A former employee of Fort Bend County, Texas filed an EEO charge for sexual harassment against her former employer. After filing the charge, she was told to work on a Sunday. She said she could not do so due to church obligations. She did not show up to work on that Sunday and was fired. She then attempted to add to her EEOC claim by adding “religion” and “discharge” to the form, but she did not change the formal charge document. She then filed suit alleging religious discrimination and retaliation. SCOTUS is allowing this employment-discrimination case to move forward despite the fact that the EEOC claim she filed was not formally amended to include a religious discrimination charge.
After years of litigation including multiple appeals and dismissal of four other types of discrimination charges, Fort Bend County asserted that the claim should be dismissed because the claimant had not included religious discrimination in the formal complaint, a failure-to-exhaust defense. The Fifth Circuit Court ruled that the defendant had waited too long and therefore, had waived its right to this defense. Fort Bend County then appealed to the Supreme Court.
In its appeal of the Fifth Circuit ruling, Fort Bend County asked SCOTUS to consider whether Title VII’s exhaustion requirement is jurisdictional. In other words, does a court have the authority to hear a claim if it has not been adjudicated by the EEOC? SCOTUS ruled that mandatory claim-processing rules such as Title VII’s exhaustion requirement are non-jurisdictional and therefore may be waived if a defendant does not raise the objection properly. In this case, Fort Bend County forfeited this defense because it was not timely raised.

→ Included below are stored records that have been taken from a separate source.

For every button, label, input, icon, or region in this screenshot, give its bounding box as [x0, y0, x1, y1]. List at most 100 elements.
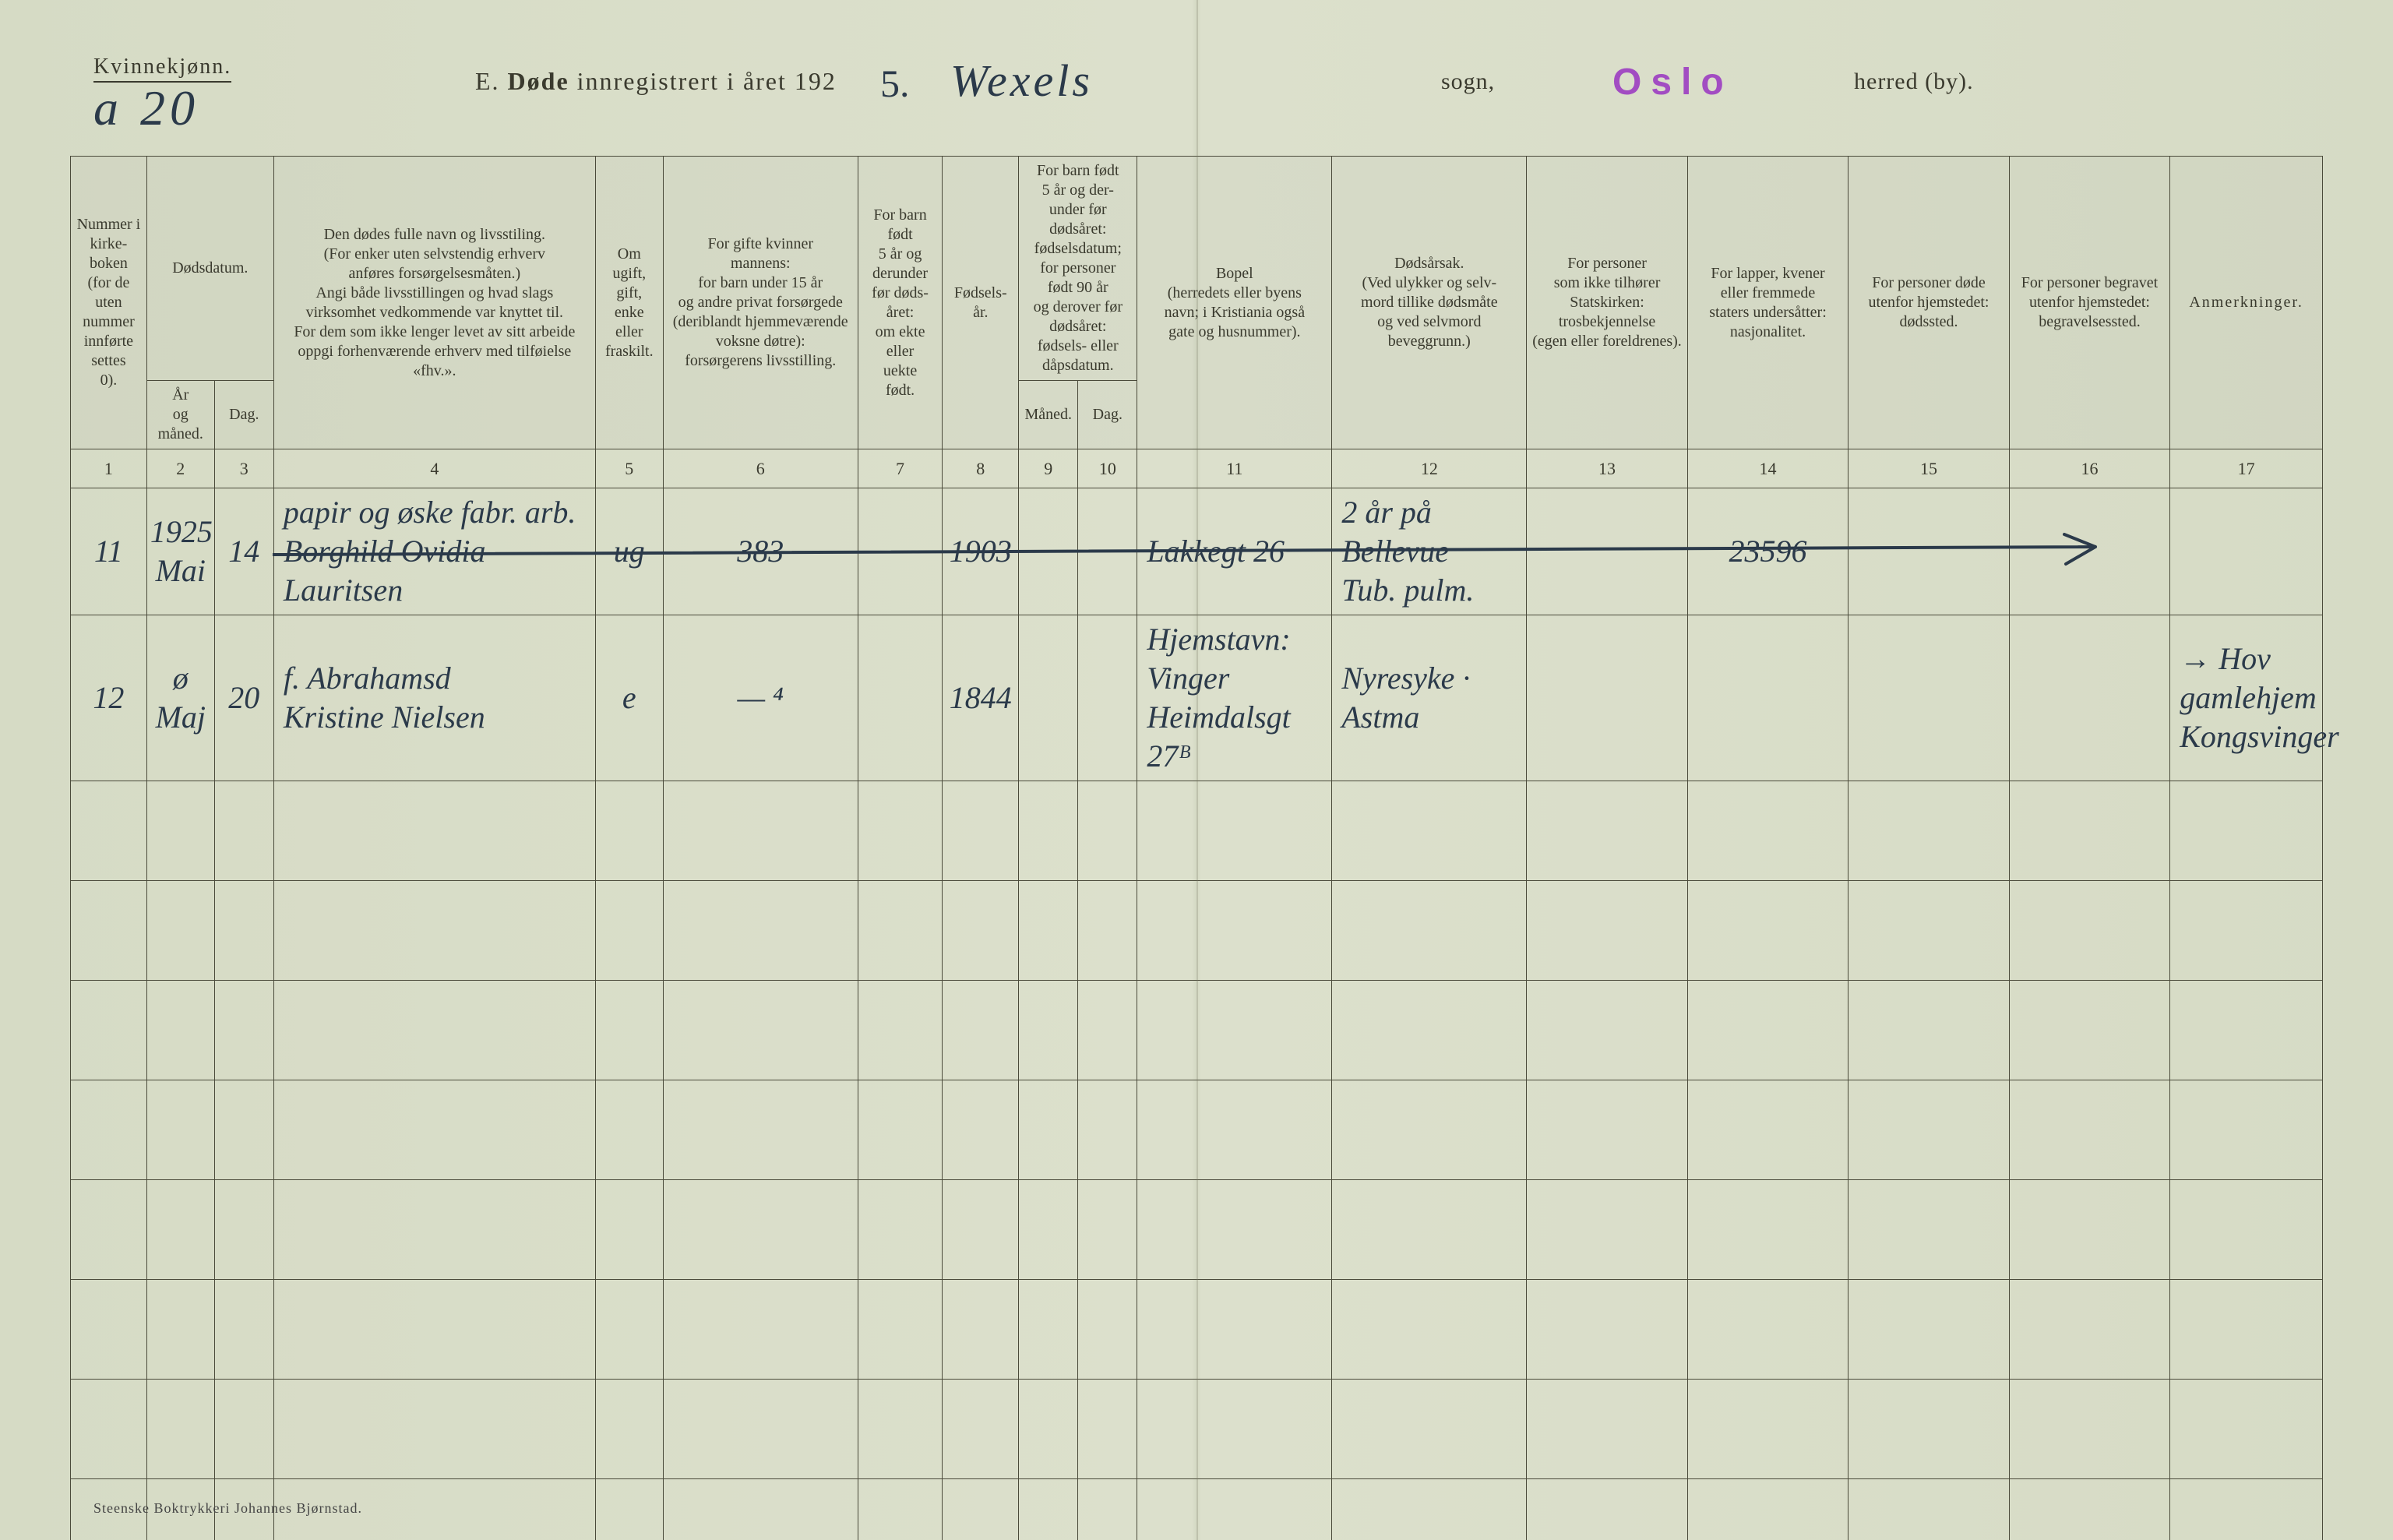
cell: [214, 981, 273, 1080]
column-number: 1: [71, 449, 147, 488]
cell: e: [595, 615, 663, 781]
cell: [595, 1479, 663, 1540]
cell: [214, 1280, 273, 1380]
cell: [2170, 1180, 2323, 1280]
cell: [1332, 881, 1527, 981]
cell: [1848, 981, 2009, 1080]
col-header: For personer døde utenfor hjemstedet: dø…: [1848, 157, 2009, 449]
column-number: 6: [663, 449, 858, 488]
cell: [663, 1180, 858, 1280]
col-header: Måned.: [1019, 381, 1078, 449]
center-fold: [1196, 0, 1198, 1540]
cell: [71, 881, 147, 981]
cell: [1137, 881, 1332, 981]
cell: [1078, 781, 1137, 881]
cell: [595, 881, 663, 981]
column-number: 2: [146, 449, 214, 488]
col-header: Dødsdatum.: [146, 157, 273, 381]
cell: [273, 1280, 595, 1380]
cell: [1137, 781, 1332, 881]
cell: [1019, 1280, 1078, 1380]
cell: [1848, 1380, 2009, 1479]
cell: [1687, 981, 1848, 1080]
cell: — ⁴: [663, 615, 858, 781]
column-number: 5: [595, 449, 663, 488]
cell: [1848, 1280, 2009, 1380]
cell: [943, 1380, 1019, 1479]
cell: [146, 1080, 214, 1180]
cell: → Hov gamlehjem Kongsvinger: [2170, 615, 2323, 781]
cell: [1332, 1280, 1527, 1380]
cell: [2009, 1380, 2169, 1479]
cell: [1687, 881, 1848, 981]
column-number: 3: [214, 449, 273, 488]
cell: [146, 781, 214, 881]
cell: [1137, 1380, 1332, 1479]
cell: [1078, 615, 1137, 781]
cell: [214, 1180, 273, 1280]
column-number: 7: [858, 449, 943, 488]
cell: [1687, 781, 1848, 881]
cell: f. Abrahamsd Kristine Nielsen: [273, 615, 595, 781]
cell: [1332, 781, 1527, 881]
col-header: Dag.: [214, 381, 273, 449]
cell: [1527, 1080, 1687, 1180]
cell: 2 år på Bellevue Tub. pulm.: [1332, 488, 1527, 615]
cell: [663, 781, 858, 881]
cell: [1527, 1280, 1687, 1380]
col-header: For barn født 5 år og der- under før død…: [1019, 157, 1137, 381]
cell: [273, 1180, 595, 1280]
cell: [1019, 881, 1078, 981]
cell: [2009, 981, 2169, 1080]
col-header: For lapper, kvener eller fremmede stater…: [1687, 157, 1848, 449]
cell: [943, 881, 1019, 981]
cell: 12: [71, 615, 147, 781]
title-prefix: E.: [475, 67, 508, 95]
cell: [1527, 1380, 1687, 1479]
cell: [1332, 981, 1527, 1080]
cell: [273, 981, 595, 1080]
cell: [1019, 781, 1078, 881]
label-kvinnekjonn: Kvinnekjønn.: [93, 55, 231, 83]
cell: [1078, 981, 1137, 1080]
cell: [1078, 881, 1137, 981]
cell: [1527, 781, 1687, 881]
title-bold: Døde: [508, 67, 569, 95]
cell: [1137, 981, 1332, 1080]
cell: [1078, 1180, 1137, 1280]
parish-handwritten: Wexels: [950, 55, 1093, 107]
cell: [2170, 881, 2323, 981]
cell: [273, 1380, 595, 1479]
cell: [1848, 1180, 2009, 1280]
cell: [2009, 488, 2169, 615]
cell: 14: [214, 488, 273, 615]
cell: [858, 881, 943, 981]
cell: [858, 981, 943, 1080]
cell: papir og øske fabr. arb. Borghild Ovidia…: [273, 488, 595, 615]
cell: [1078, 1080, 1137, 1180]
cell: [1019, 488, 1078, 615]
cell: 1925 Mai: [146, 488, 214, 615]
cell: [146, 1380, 214, 1479]
cell: 383: [663, 488, 858, 615]
cell: [663, 881, 858, 981]
cell: [1137, 1479, 1332, 1540]
cell: [2170, 1280, 2323, 1380]
cell: [1848, 1080, 2009, 1180]
cell: [71, 1080, 147, 1180]
column-number: 4: [273, 449, 595, 488]
cell: [146, 1180, 214, 1280]
cell: [595, 1280, 663, 1380]
cell: [1019, 1180, 1078, 1280]
cell: [214, 1080, 273, 1180]
cell: 20: [214, 615, 273, 781]
column-number: 10: [1078, 449, 1137, 488]
cell: [214, 881, 273, 981]
cell: [1848, 781, 2009, 881]
cell: [943, 1479, 1019, 1540]
cell: [858, 1479, 943, 1540]
cell: [1078, 1380, 1137, 1479]
cell: [2009, 615, 2169, 781]
cell: [1137, 1280, 1332, 1380]
cell: [1019, 981, 1078, 1080]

Still, this ruling does not nullify Title VII’s requirement that discrimination complainants file their charges with the EEOC or appropriate state agency before bringing litigation in court. Ultimately, what this ruling means for employers is that when litigation for employment discrimination is received, the employer must verify that all charges alleged have been previously filed with the EEOC. If any claims being lodged were not filed with the EEOC, the employer must move to dismiss and/or object to the complaint in a timely manner or it could risk forfeiture of failure-to-exhaust as a defense.